Setting --with-device=ch4:ucx
sseems to avoid this.
Unclear at the time of writing whether this is a subtle bug in Kokkos Comm, or a problem with MPICH, or a problem with the environment MPICH was installed in.
MPICH_SRC="$PWD"/mpich-4.2.0
MPI_INSTALL="$PWD"/mpich-4.2.0-install
wget --continue https://www.mpich.org/static/downloads/4.2.0/mpich-4.2.0.tar.gz
tar -xf mpich-4.2.0.tar.gz
rm -rf "$MPICH_INSTALL"
(cd $MPICH_SRC; ./configure --prefix="$MPICH_INSTALL" --with-cuda=/usr/local/cuda/ --enable-error-messages=all --with-device=ch4:ucx)

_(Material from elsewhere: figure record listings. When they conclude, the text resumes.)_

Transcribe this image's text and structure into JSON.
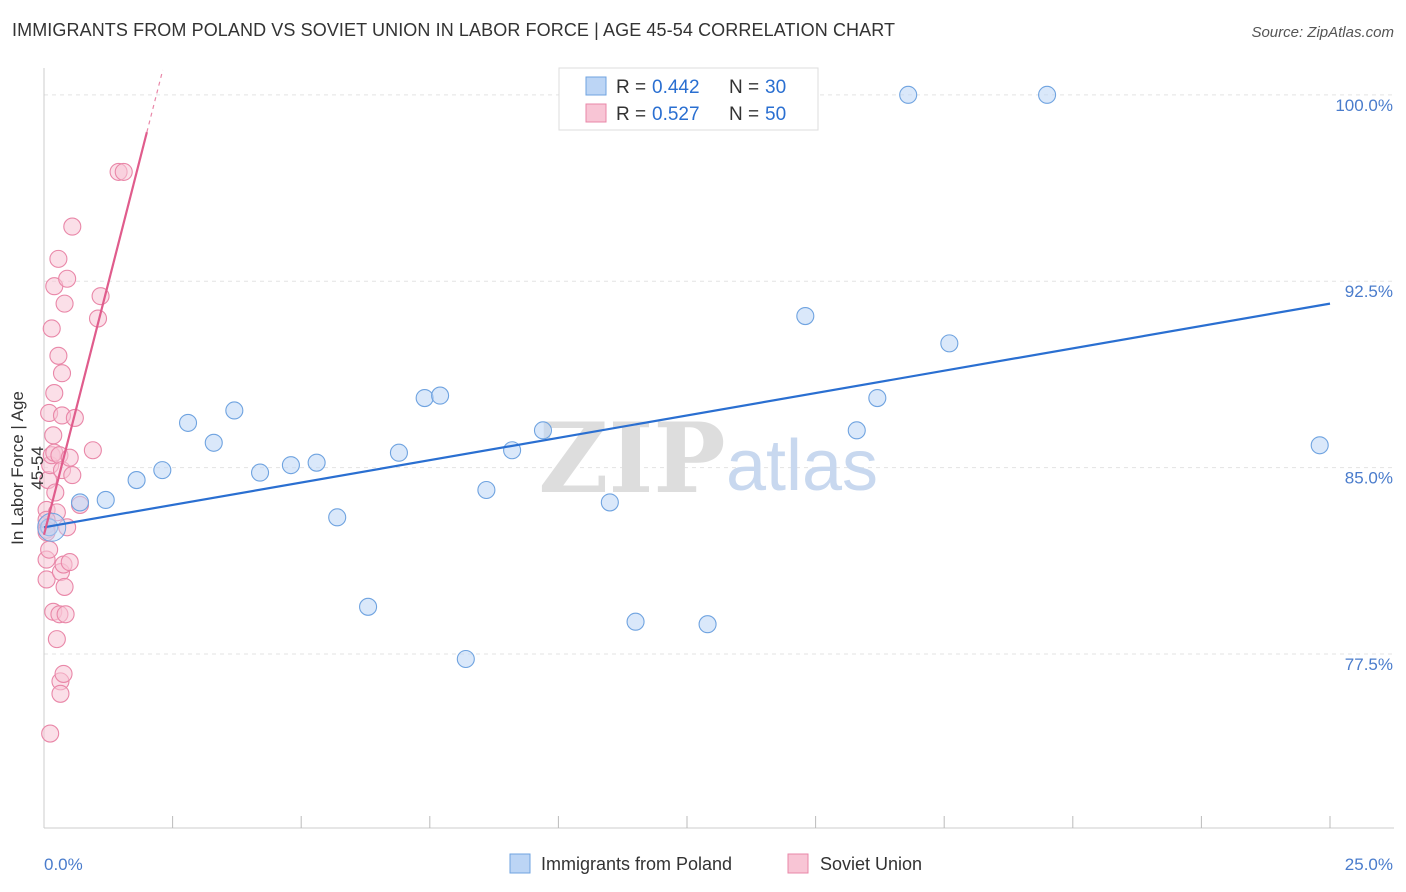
{
  "header": {
    "title": "IMMIGRANTS FROM POLAND VS SOVIET UNION IN LABOR FORCE | AGE 45-54 CORRELATION CHART",
    "source": "Source: ZipAtlas.com"
  },
  "watermark": {
    "part1": "ZIP",
    "part2": "atlas"
  },
  "colors": {
    "blue": "#6fa3e0",
    "blue_fill": "#bcd5f5",
    "blue_line": "#2a6fd1",
    "pink": "#e987a8",
    "pink_fill": "#f8c5d5",
    "pink_line": "#e05c8c",
    "tick_label": "#4a7ccc",
    "grid": "#e3e3e3"
  },
  "chart_data": {
    "type": "scatter",
    "title": "IMMIGRANTS FROM POLAND VS SOVIET UNION IN LABOR FORCE | AGE 45-54 CORRELATION CHART",
    "xlabel": "",
    "ylabel": "In Labor Force | Age 45-54",
    "xlim": [
      0,
      25
    ],
    "ylim": [
      70.5,
      101.0
    ],
    "x_tick_labels": [
      "0.0%",
      "25.0%"
    ],
    "y_ticks": [
      77.5,
      85.0,
      92.5,
      100.0
    ],
    "y_tick_labels": [
      "77.5%",
      "85.0%",
      "92.5%",
      "100.0%"
    ],
    "grid": "horizontal dashed",
    "legend_position": "top-center",
    "legend": [
      {
        "r_label": "R =",
        "r_value": "0.442",
        "n_label": "N =",
        "n_value": "30"
      },
      {
        "r_label": "R =",
        "r_value": "0.527",
        "n_label": "N =",
        "n_value": "50"
      }
    ],
    "series": [
      {
        "name": "Immigrants from Poland",
        "color": "#6fa3e0",
        "points": [
          [
            0.1,
            82.6
          ],
          [
            0.7,
            83.6
          ],
          [
            1.2,
            83.7
          ],
          [
            1.8,
            84.5
          ],
          [
            2.3,
            84.9
          ],
          [
            2.8,
            86.8
          ],
          [
            3.3,
            86.0
          ],
          [
            3.7,
            87.3
          ],
          [
            4.2,
            84.8
          ],
          [
            4.8,
            85.1
          ],
          [
            5.3,
            85.2
          ],
          [
            5.7,
            83.0
          ],
          [
            6.3,
            79.4
          ],
          [
            6.9,
            85.6
          ],
          [
            7.4,
            87.8
          ],
          [
            7.7,
            87.9
          ],
          [
            8.2,
            77.3
          ],
          [
            8.6,
            84.1
          ],
          [
            9.1,
            85.7
          ],
          [
            9.7,
            86.5
          ],
          [
            11.0,
            83.6
          ],
          [
            11.5,
            78.8
          ],
          [
            12.9,
            78.7
          ],
          [
            14.8,
            91.1
          ],
          [
            15.8,
            86.5
          ],
          [
            16.2,
            87.8
          ],
          [
            16.8,
            100.0
          ],
          [
            17.6,
            90.0
          ],
          [
            19.5,
            100.0
          ],
          [
            24.8,
            85.9
          ]
        ],
        "trend": {
          "x1": 0,
          "y1": 82.6,
          "x2": 25,
          "y2": 91.6
        }
      },
      {
        "name": "Soviet Union",
        "color": "#e987a8",
        "points": [
          [
            0.05,
            82.7
          ],
          [
            0.05,
            82.5
          ],
          [
            0.05,
            82.4
          ],
          [
            0.05,
            83.3
          ],
          [
            0.05,
            80.5
          ],
          [
            0.05,
            81.3
          ],
          [
            0.08,
            84.5
          ],
          [
            0.1,
            81.7
          ],
          [
            0.1,
            87.2
          ],
          [
            0.12,
            85.1
          ],
          [
            0.12,
            74.3
          ],
          [
            0.15,
            90.6
          ],
          [
            0.15,
            85.5
          ],
          [
            0.18,
            79.2
          ],
          [
            0.18,
            86.3
          ],
          [
            0.2,
            92.3
          ],
          [
            0.2,
            88.0
          ],
          [
            0.2,
            85.6
          ],
          [
            0.22,
            84.0
          ],
          [
            0.25,
            78.1
          ],
          [
            0.25,
            83.2
          ],
          [
            0.28,
            93.4
          ],
          [
            0.28,
            89.5
          ],
          [
            0.3,
            85.5
          ],
          [
            0.3,
            79.1
          ],
          [
            0.32,
            76.4
          ],
          [
            0.32,
            75.9
          ],
          [
            0.33,
            80.8
          ],
          [
            0.35,
            88.8
          ],
          [
            0.35,
            87.1
          ],
          [
            0.35,
            84.9
          ],
          [
            0.38,
            81.1
          ],
          [
            0.38,
            76.7
          ],
          [
            0.4,
            91.6
          ],
          [
            0.4,
            80.2
          ],
          [
            0.42,
            79.1
          ],
          [
            0.45,
            92.6
          ],
          [
            0.45,
            82.6
          ],
          [
            0.5,
            85.4
          ],
          [
            0.5,
            81.2
          ],
          [
            0.55,
            94.7
          ],
          [
            0.55,
            84.7
          ],
          [
            0.6,
            87.0
          ],
          [
            0.7,
            83.5
          ],
          [
            0.95,
            85.7
          ],
          [
            1.05,
            91.0
          ],
          [
            1.1,
            91.9
          ],
          [
            1.45,
            96.9
          ],
          [
            1.55,
            96.9
          ],
          [
            0.05,
            82.9
          ]
        ],
        "trend": {
          "x1": 0,
          "y1": 82.3,
          "x2": 2.0,
          "y2": 98.5
        }
      }
    ]
  }
}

(cd $MPICH_SRC; make -j $(nproc) install)
Open MPI 5.0.6¶
This was observed to work with CUDA 12.2.
It was necessary to use both --with-cuda
and --with-cuda-libdir
, otherwise it would not detect the CUDA library.
OPENMPI_SRC="$PWD"/openmpi-5.0.6
MPI_INSTALL="$PWD"/openmpi-5.0.6-install
wget --continue https://download.open-mpi.org/release/open-mpi/v5.0/openmpi-5.0.6.tar.gz
tar -xf openmpi-5.0.6.tar.gz
rm -rf "$OPENMPI_INSTALL"
(cd $OPENMPI_SRC; ./configure --prefix="$OPENMPI_INSTALL" --enable-mpi-ext=cuda --with-cuda=/usr/local/cuda --with-cuda-libdir=/usr/local/cuda/lib64/stubs)
(cd $OPENMPI_SRC; make -j $(nproc))
(cd $OPENMPI_SRC; make install)